Bank branches face further closures
BANK customers face further cuts to their banking network as the UK's biggest banks consider initiating another round of branch closures.
In 1972 the branch network in the UK totalled around 17,000 branches. In 2013 this figure has dropped by over a third to 9,500.
Where once community branches functioned proudly as social and economic hubs of the neighbourhood now coffee shops, delis or, in many cases, empty buildings stand in their place.
40% already gone
A report released by Nottingham University in August this year confirms the severity of the situation. The research revealed that the UK has lost over 40% of its banking network in the last twenty years alone.
Although the report also found the rate of closures to have slowed since 2000 there are now worries that the UK's banks will step-up branch closures again from 2014.
The report follows in the wake of research conducted by global property consultants, Jones Lang LaSalle, that warns the age of the traditional branch network in the developed world is 'drawing to a close'.

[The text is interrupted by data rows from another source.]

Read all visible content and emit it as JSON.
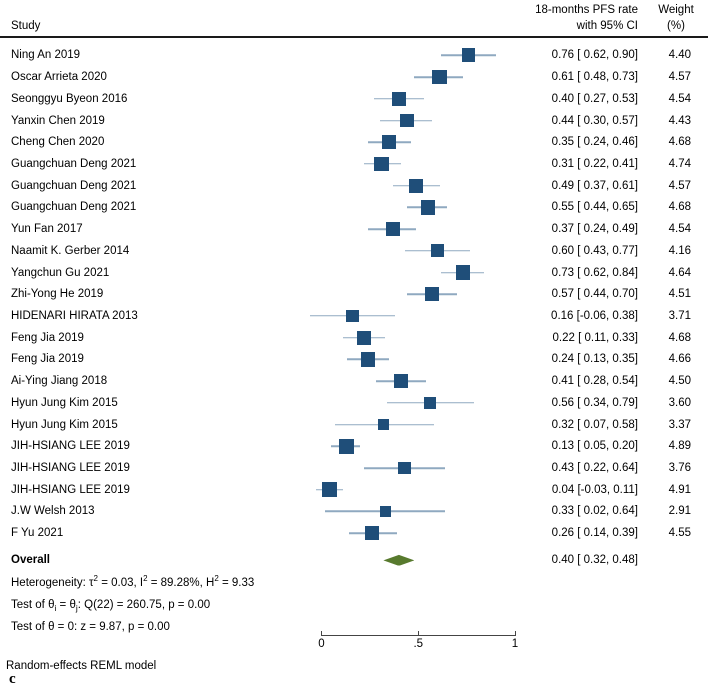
{
  "header": {
    "study_col": "Study",
    "effect_col_line1": "18-months PFS rate",
    "effect_col_line2": "with 95% CI",
    "weight_col_line1": "Weight",
    "weight_col_line2": "(%)"
  },
  "chart_data": {
    "type": "forest",
    "effect_measure": "18-months PFS rate with 95% CI",
    "xlim": [
      0,
      1
    ],
    "x_ticks": [
      {
        "label": "0",
        "value": 0
      },
      {
        "label": ".5",
        "value": 0.5
      },
      {
        "label": "1",
        "value": 1
      }
    ],
    "studies": [
      {
        "name": "Ning An 2019",
        "est": 0.76,
        "lo": 0.62,
        "hi": 0.9,
        "weight": 4.4,
        "est_label": "0.76 [ 0.62, 0.90]",
        "weight_label": "4.40"
      },
      {
        "name": "Oscar Arrieta 2020",
        "est": 0.61,
        "lo": 0.48,
        "hi": 0.73,
        "weight": 4.57,
        "est_label": "0.61 [ 0.48, 0.73]",
        "weight_label": "4.57"
      },
      {
        "name": "Seonggyu Byeon 2016",
        "est": 0.4,
        "lo": 0.27,
        "hi": 0.53,
        "weight": 4.54,
        "est_label": "0.40 [ 0.27, 0.53]",
        "weight_label": "4.54"
      },
      {
        "name": "Yanxin Chen 2019",
        "est": 0.44,
        "lo": 0.3,
        "hi": 0.57,
        "weight": 4.43,
        "est_label": "0.44 [ 0.30, 0.57]",
        "weight_label": "4.43"
      },
      {
        "name": "Cheng Chen 2020",
        "est": 0.35,
        "lo": 0.24,
        "hi": 0.46,
        "weight": 4.68,
        "est_label": "0.35 [ 0.24, 0.46]",
        "weight_label": "4.68"
      },
      {
        "name": "Guangchuan Deng 2021",
        "est": 0.31,
        "lo": 0.22,
        "hi": 0.41,
        "weight": 4.74,
        "est_label": "0.31 [ 0.22, 0.41]",
        "weight_label": "4.74"
      },
      {
        "name": "Guangchuan Deng 2021",
        "est": 0.49,
        "lo": 0.37,
        "hi": 0.61,
        "weight": 4.57,
        "est_label": "0.49 [ 0.37, 0.61]",
        "weight_label": "4.57"
      },
      {
        "name": "Guangchuan Deng 2021",
        "est": 0.55,
        "lo": 0.44,
        "hi": 0.65,
        "weight": 4.68,
        "est_label": "0.55 [ 0.44, 0.65]",
        "weight_label": "4.68"
      },
      {
        "name": "Yun Fan 2017",
        "est": 0.37,
        "lo": 0.24,
        "hi": 0.49,
        "weight": 4.54,
        "est_label": "0.37 [ 0.24, 0.49]",
        "weight_label": "4.54"
      },
      {
        "name": "Naamit K. Gerber 2014",
        "est": 0.6,
        "lo": 0.43,
        "hi": 0.77,
        "weight": 4.16,
        "est_label": "0.60 [ 0.43, 0.77]",
        "weight_label": "4.16"
      },
      {
        "name": "Yangchun Gu 2021",
        "est": 0.73,
        "lo": 0.62,
        "hi": 0.84,
        "weight": 4.64,
        "est_label": "0.73 [ 0.62, 0.84]",
        "weight_label": "4.64"
      },
      {
        "name": "Zhi-Yong He 2019",
        "est": 0.57,
        "lo": 0.44,
        "hi": 0.7,
        "weight": 4.51,
        "est_label": "0.57 [ 0.44, 0.70]",
        "weight_label": "4.51"
      },
      {
        "name": "HIDENARI HIRATA 2013",
        "est": 0.16,
        "lo": -0.06,
        "hi": 0.38,
        "weight": 3.71,
        "est_label": "0.16 [-0.06, 0.38]",
        "weight_label": "3.71"
      },
      {
        "name": "Feng Jia 2019",
        "est": 0.22,
        "lo": 0.11,
        "hi": 0.33,
        "weight": 4.68,
        "est_label": "0.22 [ 0.11, 0.33]",
        "weight_label": "4.68"
      },
      {
        "name": "Feng Jia 2019",
        "est": 0.24,
        "lo": 0.13,
        "hi": 0.35,
        "weight": 4.66,
        "est_label": "0.24 [ 0.13, 0.35]",
        "weight_label": "4.66"
      },
      {
        "name": "Ai-Ying Jiang 2018",
        "est": 0.41,
        "lo": 0.28,
        "hi": 0.54,
        "weight": 4.5,
        "est_label": "0.41 [ 0.28, 0.54]",
        "weight_label": "4.50"
      },
      {
        "name": "Hyun Jung Kim 2015",
        "est": 0.56,
        "lo": 0.34,
        "hi": 0.79,
        "weight": 3.6,
        "est_label": "0.56 [ 0.34, 0.79]",
        "weight_label": "3.60"
      },
      {
        "name": "Hyun Jung Kim 2015",
        "est": 0.32,
        "lo": 0.07,
        "hi": 0.58,
        "weight": 3.37,
        "est_label": "0.32 [ 0.07, 0.58]",
        "weight_label": "3.37"
      },
      {
        "name": "JIH-HSIANG LEE 2019",
        "est": 0.13,
        "lo": 0.05,
        "hi": 0.2,
        "weight": 4.89,
        "est_label": "0.13 [ 0.05, 0.20]",
        "weight_label": "4.89"
      },
      {
        "name": "JIH-HSIANG LEE 2019",
        "est": 0.43,
        "lo": 0.22,
        "hi": 0.64,
        "weight": 3.76,
        "est_label": "0.43 [ 0.22, 0.64]",
        "weight_label": "3.76"
      },
      {
        "name": "JIH-HSIANG LEE 2019",
        "est": 0.04,
        "lo": -0.03,
        "hi": 0.11,
        "weight": 4.91,
        "est_label": "0.04 [-0.03, 0.11]",
        "weight_label": "4.91"
      },
      {
        "name": "J.W Welsh 2013",
        "est": 0.33,
        "lo": 0.02,
        "hi": 0.64,
        "weight": 2.91,
        "est_label": "0.33 [ 0.02, 0.64]",
        "weight_label": "2.91"
      },
      {
        "name": "F Yu 2021",
        "est": 0.26,
        "lo": 0.14,
        "hi": 0.39,
        "weight": 4.55,
        "est_label": "0.26 [ 0.14, 0.39]",
        "weight_label": "4.55"
      }
    ],
    "overall": {
      "name": "Overall",
      "est": 0.4,
      "lo": 0.32,
      "hi": 0.48,
      "est_label": "0.40 [ 0.32, 0.48]"
    },
    "stats_lines": [
      [
        {
          "t": "Heterogeneity: τ"
        },
        {
          "t": "2",
          "s": "sup"
        },
        {
          "t": " = 0.03, I"
        },
        {
          "t": "2",
          "s": "sup"
        },
        {
          "t": " = 89.28%, H"
        },
        {
          "t": "2",
          "s": "sup"
        },
        {
          "t": " = 9.33"
        }
      ],
      [
        {
          "t": "Test of θ"
        },
        {
          "t": "i",
          "s": "sub"
        },
        {
          "t": " = θ"
        },
        {
          "t": "j",
          "s": "sub"
        },
        {
          "t": ": Q(22) = 260.75, p = 0.00"
        }
      ],
      [
        {
          "t": "Test of θ = 0: z = 9.87, p = 0.00"
        }
      ]
    ],
    "model_note": "Random-effects REML model",
    "panel_label": "c"
  },
  "colors": {
    "marker": "#1F4E79",
    "ci_line": "#8FA9C0",
    "diamond": "#587A2E",
    "axis": "#444444"
  }
}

50% of European and American branches could be closed by 2020, Jones Lang LaSalle predict.
Too expensive to keep open
The high costs associated with running small branches combined with new ways to bank, such as mobile and internet banking, are viewed as the catalysts for future closures.
Unfortunately, those most likely to be affected by branch closures are also those least likely to engage with the new methods of banking.
Up to now the majority of branch closures have happened in rural communities and areas of industrial decline. Residents of these areas, including the elderly and the long-term unemployed, have suffered most from the loss of doorstep banking services.
According to UK pressure group, the Campaign for Community Banking, three of the UK's Big Four banks have closed 115 branches between them this year.
Lloyds are not responsible for any closures owing to a promise to maintain the size of its branch network and not close a branch if it is the last one in an area. This pledge, however, comes to an end in 2015.
The Campaign for Community Banking states 887 communities in the UK currently depend on just one branch for their day-to-day banking needs.
They believe this to have a knock on effect in the wider local economy too.
"Damage to communities from losing their banks goes much further than inconvenience," Derek French, founder of the group, said, "many other businesses lose customers and some close too - a revival of closures will hit where it hurts."
Of greater concern to campaigners, however, is the social impact community branch closures have on vulnerable customers.
For many, especially the elderly, a local branch is a touchstone to the wider community. A daily visit to the local branch is a social as well as practical experience, especially for those living alone who otherwise have little social interaction during the day.
Likewise, for low-income customers the cost of taking public transport to the nearest branch can prove too expensive. This precludes them, not just from the act of banking, but from social interaction too - all because they can't afford to get to the bank.
As the statistics show community branch closures are not a new thing and some organisations have committed to finding the best way for vulnerable customers to adapt to the changing face of banking.
A solution: bank sharing
The Campaign for Community Banking are calling on the Government to set in place measures to protect vulnerable customers.
The group advocate setting up US-style bank sharing centres. A bank sharing centre is a multi-use building utilised by several banks use on different days of the week to provide banking services to their customers.
Shared banking centres have been a very successful strategy in the US, which has also seen a huge reduction in its branch network in recent years.
Some banks, such as the Co-Op Shared Bank, even operate a weekly service in convenience stores and on military bases.
Spanish bank, Bankia, runs a truly mobile banking scheme using a specially adapted bus to service rural communities. Closer to home, RBS run a similar bus service for isolated communities in rural Scotland.
French says that both industry and Government have been unwilling even to countenance the idea of shared and expanded mobile services, however.
The Payments Council is currently exploring how payment services can be modified to benefit vulnerable customers.
Currently, 'coping strategies', such as PIN and password sharing between family members are common, but there are stark dangers associated with such practises.
The Payments Council don't believe that just because an elderly person has lost their local branch or can't physically travel to a main branch it should mean they are required to put their financial safety at risk.
As of this month, HSBC will have closed a total of 25 rural branches in 2013 and campaigners fear this to be the first step towards a whole new cull of local branches, what French refers to as "the lull before the storm".
When questioned about future closures a spokesman for HSBC said, "we continue to review our network on the basis of customer usage, investing in it where we feel we can improve it and bring more customers in but ultimately closing a branch as the last resort."